Some 30 live attendees were very patient with my Internet connection problems, meaning that the slides (large PDF) didn’t advance when they were supposed to and I couldn’t answer questions live. However the good folks at BrightTALK fixed up the recording to match the slides to the audio, and I thought I’d offer thoughts here on the questions raised.

“Framework provider – sounds suspiciously like an old CA (certificate authority) in the PKI world! Why not just call it a PKI legal framework?” Yeah, there’s nothing new under the sun. The circles of trust, federations, and trust frameworks I discussed share a heritage with the way PKIs are managed. But the newer versions have the benefit of lessons learned (compare the Federal Bridge and the Open Identity Solutions for Open Government initiative) and are starting to avail themselves of technologies that fit modern Web-scale tooling better (like the MDX metadata exchange work, and my new favorite toy, hostmeta). PKI is still quite often part of the picture, just not the whole picture.

“How about a biometric binding of the individual to the process and the requirement of separation of roles?” I get nervous about biometric authentication for many purposes because it binds to the bag of protoplasm and not the digital identity (and because some of the mechanisms are actually rather weak). If different roles and identities could be separated out appropriately and then mapped, that helps. But with looser coupling come costs and risks that have to be managed.

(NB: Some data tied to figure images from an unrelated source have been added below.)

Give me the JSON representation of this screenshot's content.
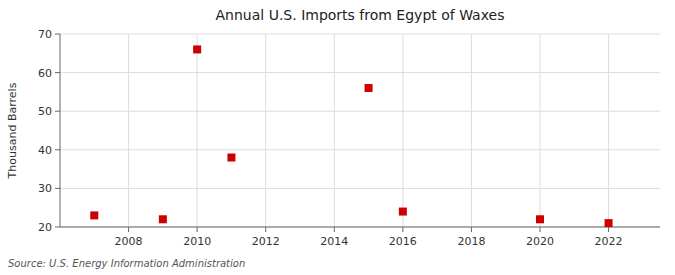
{
  "chart_data": {
    "type": "scatter",
    "title": "Annual U.S. Imports from Egypt of Waxes",
    "ylabel": "Thousand Barrels",
    "source": "Source: U.S. Energy Information Administration",
    "x": [
      2007,
      2009,
      2010,
      2011,
      2015,
      2016,
      2020,
      2022
    ],
    "values": [
      23,
      22,
      66,
      38,
      56,
      24,
      22,
      21
    ],
    "color": "#cc0000",
    "marker": "square",
    "xlim": [
      2006.0,
      2023.5
    ],
    "ylim": [
      20,
      70
    ],
    "xticks": [
      2008,
      2010,
      2012,
      2014,
      2016,
      2018,
      2020,
      2022
    ],
    "yticks": [
      20,
      30,
      40,
      50,
      60,
      70
    ],
    "grid": true
  }
}
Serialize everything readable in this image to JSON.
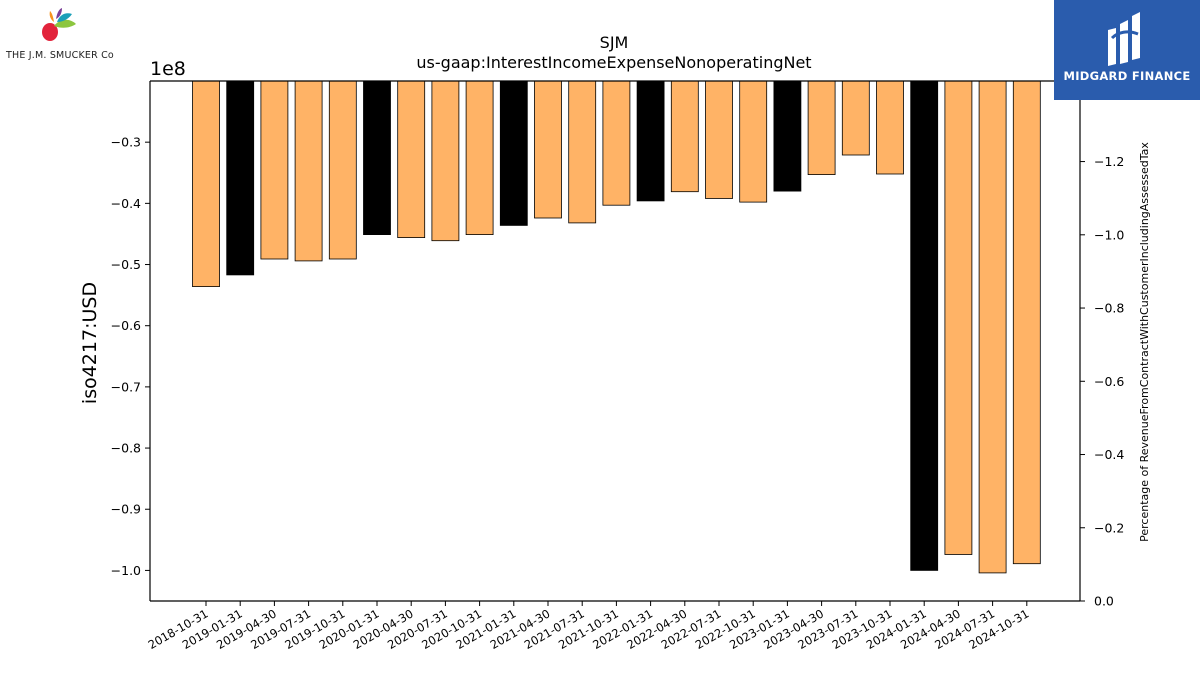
{
  "logos": {
    "left_text": "THE J.M. SMUCKER Co",
    "right_text": "MIDGARD FINANCE"
  },
  "chart_data": {
    "type": "bar",
    "title": "SJM",
    "subtitle": "us-gaap:InterestIncomeExpenseNonoperatingNet",
    "ylabel": "iso4217:USD",
    "y_scale_label": "1e8",
    "y2label": "Percentage of RevenueFromContractWithCustomerIncludingAssessedTax",
    "ylim": [
      -1.05,
      -0.2
    ],
    "y_ticks": [
      -0.3,
      -0.4,
      -0.5,
      -0.6,
      -0.7,
      -0.8,
      -0.9,
      -1.0
    ],
    "y_tick_labels": [
      "−0.3",
      "−0.4",
      "−0.5",
      "−0.6",
      "−0.7",
      "−0.8",
      "−0.9",
      "−1.0"
    ],
    "y2lim": [
      0.0,
      -1.42
    ],
    "y2_ticks": [
      -1.2,
      -1.0,
      -0.8,
      -0.6,
      -0.4,
      -0.2,
      0.0
    ],
    "y2_tick_labels": [
      "−1.2",
      "−1.0",
      "−0.8",
      "−0.6",
      "−0.4",
      "−0.2",
      "0.0"
    ],
    "categories": [
      "2018-10-31",
      "2019-01-31",
      "2019-04-30",
      "2019-07-31",
      "2019-10-31",
      "2020-01-31",
      "2020-04-30",
      "2020-07-31",
      "2020-10-31",
      "2021-01-31",
      "2021-04-30",
      "2021-07-31",
      "2021-10-31",
      "2022-01-31",
      "2022-04-30",
      "2022-07-31",
      "2022-10-31",
      "2023-01-31",
      "2023-04-30",
      "2023-07-31",
      "2023-10-31",
      "2024-01-31",
      "2024-04-30",
      "2024-07-31",
      "2024-10-31"
    ],
    "values": [
      -0.536,
      -0.517,
      -0.491,
      -0.494,
      -0.491,
      -0.451,
      -0.456,
      -0.461,
      -0.451,
      -0.436,
      -0.424,
      -0.432,
      -0.403,
      -0.396,
      -0.381,
      -0.392,
      -0.398,
      -0.38,
      -0.353,
      -0.321,
      -0.352,
      -1.0,
      -0.974,
      -1.004,
      -0.989
    ],
    "fiscal_q4": [
      false,
      true,
      false,
      false,
      false,
      true,
      false,
      false,
      false,
      true,
      false,
      false,
      false,
      true,
      false,
      false,
      false,
      true,
      false,
      false,
      false,
      true,
      false,
      false,
      false
    ],
    "colors": {
      "bar": "#ffb366",
      "q4_bar": "#000000",
      "edge": "#000000"
    },
    "grid": false,
    "legend": "none"
  }
}
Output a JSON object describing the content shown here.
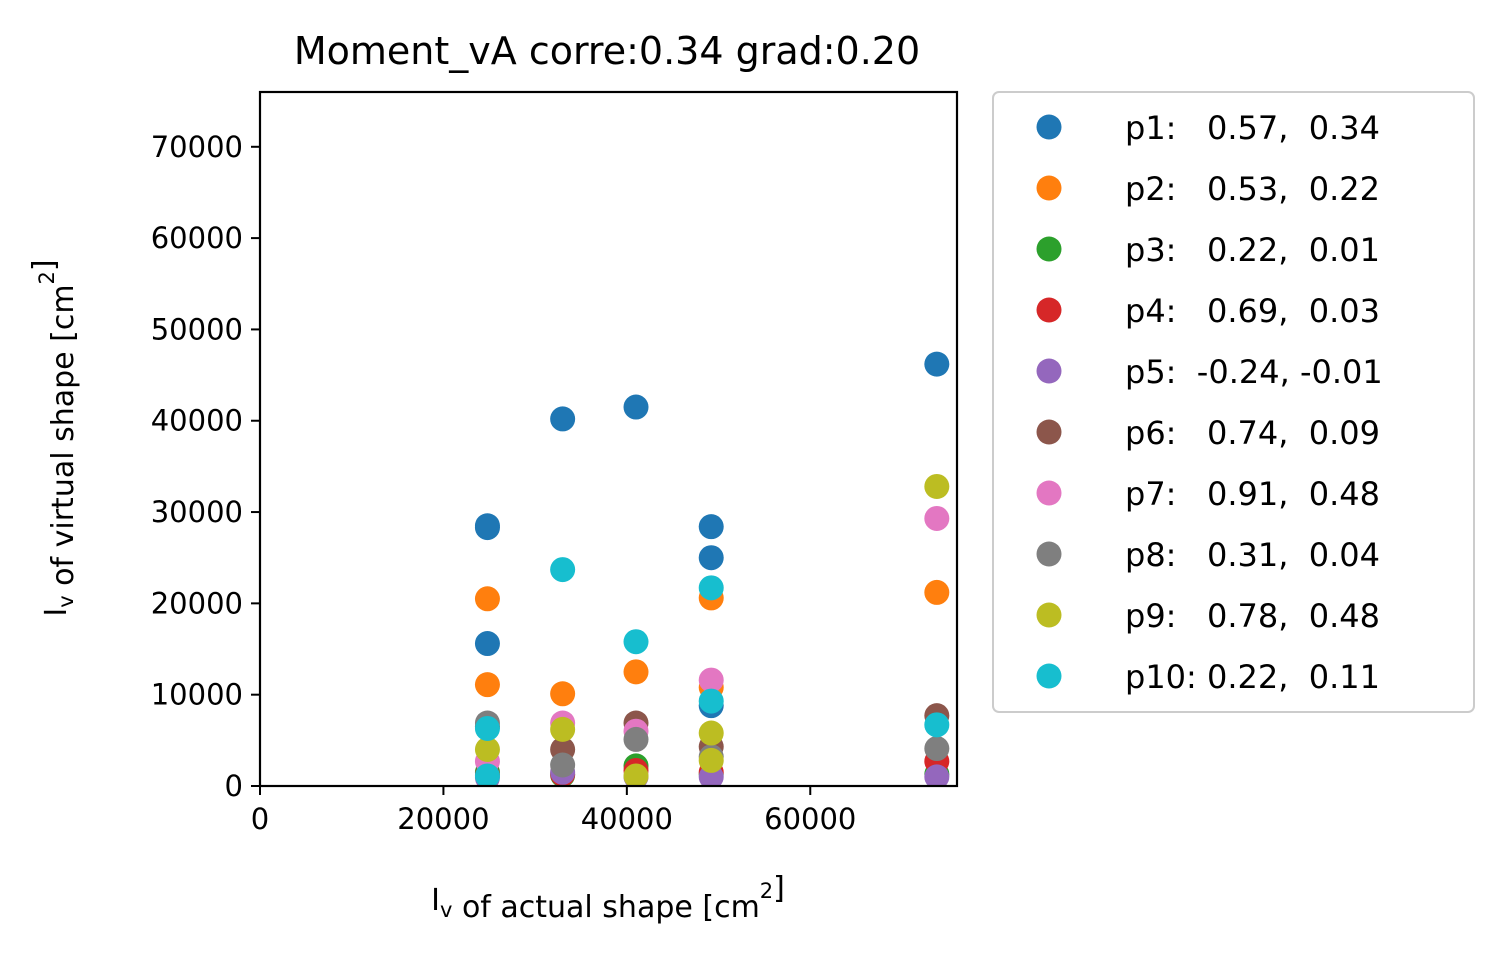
{
  "chart_data": {
    "type": "scatter",
    "title": "Moment_vA corre:0.34 grad:0.20",
    "xlabel": {
      "main": "I",
      "sub": "v",
      "rest": " of actual shape [cm",
      "sup": "2",
      "end": "]"
    },
    "ylabel": {
      "main": "I",
      "sub": "v",
      "rest": " of virtual shape [cm",
      "sup": "2",
      "end": "]"
    },
    "xlim": [
      0,
      76000
    ],
    "ylim": [
      0,
      76000
    ],
    "xticks": [
      0,
      20000,
      40000,
      60000
    ],
    "yticks": [
      0,
      10000,
      20000,
      30000,
      40000,
      50000,
      60000,
      70000
    ],
    "legend_position": "outside-right",
    "grid": false,
    "series": [
      {
        "name": "p1:   0.57,  0.34",
        "color": "#1f77b4",
        "points": [
          [
            24800,
            28300
          ],
          [
            24800,
            28500
          ],
          [
            24800,
            15600
          ],
          [
            33000,
            40200
          ],
          [
            41000,
            41500
          ],
          [
            49200,
            28400
          ],
          [
            49200,
            25000
          ],
          [
            49200,
            8800
          ],
          [
            73800,
            46200
          ]
        ]
      },
      {
        "name": "p2:   0.53,  0.22",
        "color": "#ff7f0e",
        "points": [
          [
            24800,
            20500
          ],
          [
            24800,
            11100
          ],
          [
            33000,
            10100
          ],
          [
            41000,
            12500
          ],
          [
            49200,
            20600
          ],
          [
            49200,
            10800
          ],
          [
            73800,
            21200
          ]
        ]
      },
      {
        "name": "p3:   0.22,  0.01",
        "color": "#2ca02c",
        "points": [
          [
            24800,
            1500
          ],
          [
            33000,
            1200
          ],
          [
            41000,
            2200
          ],
          [
            49200,
            1300
          ],
          [
            73800,
            1300
          ]
        ]
      },
      {
        "name": "p4:   0.69,  0.03",
        "color": "#d62728",
        "points": [
          [
            24800,
            1200
          ],
          [
            33000,
            1300
          ],
          [
            41000,
            1700
          ],
          [
            49200,
            1500
          ],
          [
            73800,
            2700
          ]
        ]
      },
      {
        "name": "p5:  -0.24, -0.01",
        "color": "#9467bd",
        "points": [
          [
            24800,
            900
          ],
          [
            33000,
            1500
          ],
          [
            41000,
            1000
          ],
          [
            49200,
            1000
          ],
          [
            73800,
            1000
          ]
        ]
      },
      {
        "name": "p6:   0.74,  0.09",
        "color": "#8c564b",
        "points": [
          [
            24800,
            6500
          ],
          [
            33000,
            4000
          ],
          [
            41000,
            6900
          ],
          [
            49200,
            4300
          ],
          [
            73800,
            7700
          ]
        ]
      },
      {
        "name": "p7:   0.91,  0.48",
        "color": "#e377c2",
        "points": [
          [
            24800,
            2700
          ],
          [
            33000,
            6900
          ],
          [
            41000,
            6000
          ],
          [
            49200,
            11600
          ],
          [
            73800,
            29300
          ]
        ]
      },
      {
        "name": "p8:   0.31,  0.04",
        "color": "#7f7f7f",
        "points": [
          [
            24800,
            6900
          ],
          [
            33000,
            2300
          ],
          [
            41000,
            5100
          ],
          [
            49200,
            3200
          ],
          [
            73800,
            4100
          ]
        ]
      },
      {
        "name": "p9:   0.78,  0.48",
        "color": "#bcbd22",
        "points": [
          [
            24800,
            4000
          ],
          [
            33000,
            6200
          ],
          [
            41000,
            1100
          ],
          [
            49200,
            5800
          ],
          [
            49200,
            2800
          ],
          [
            73800,
            32800
          ]
        ]
      },
      {
        "name": "p10: 0.22,  0.11",
        "color": "#17becf",
        "points": [
          [
            24800,
            6300
          ],
          [
            24800,
            1100
          ],
          [
            33000,
            23700
          ],
          [
            41000,
            15800
          ],
          [
            49200,
            21700
          ],
          [
            49200,
            9300
          ],
          [
            73800,
            6700
          ]
        ]
      }
    ]
  }
}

“LDAP, AD, bespoke, or a combination?” Interestingly, this topic was hot at the recent Cloud Identity Summit (a F2F event, unlike the BrightTALK one). My belief is that some of today’s tiny companies are going to outsource all their corporate functions to SaaS applications; they will thrive on RESTfulness, NoSQL, and eventual consistency; and some will grow large, never having touched traditional directory technology. I suspect this idea is why Microsoft showed up and started talking about what’s coming after AD and touting OData as the answer. (Though in an OData/GData deathmatch, I’d probably bet on the latter…)

Thanks to all who attended, and keep those cards and letters coming.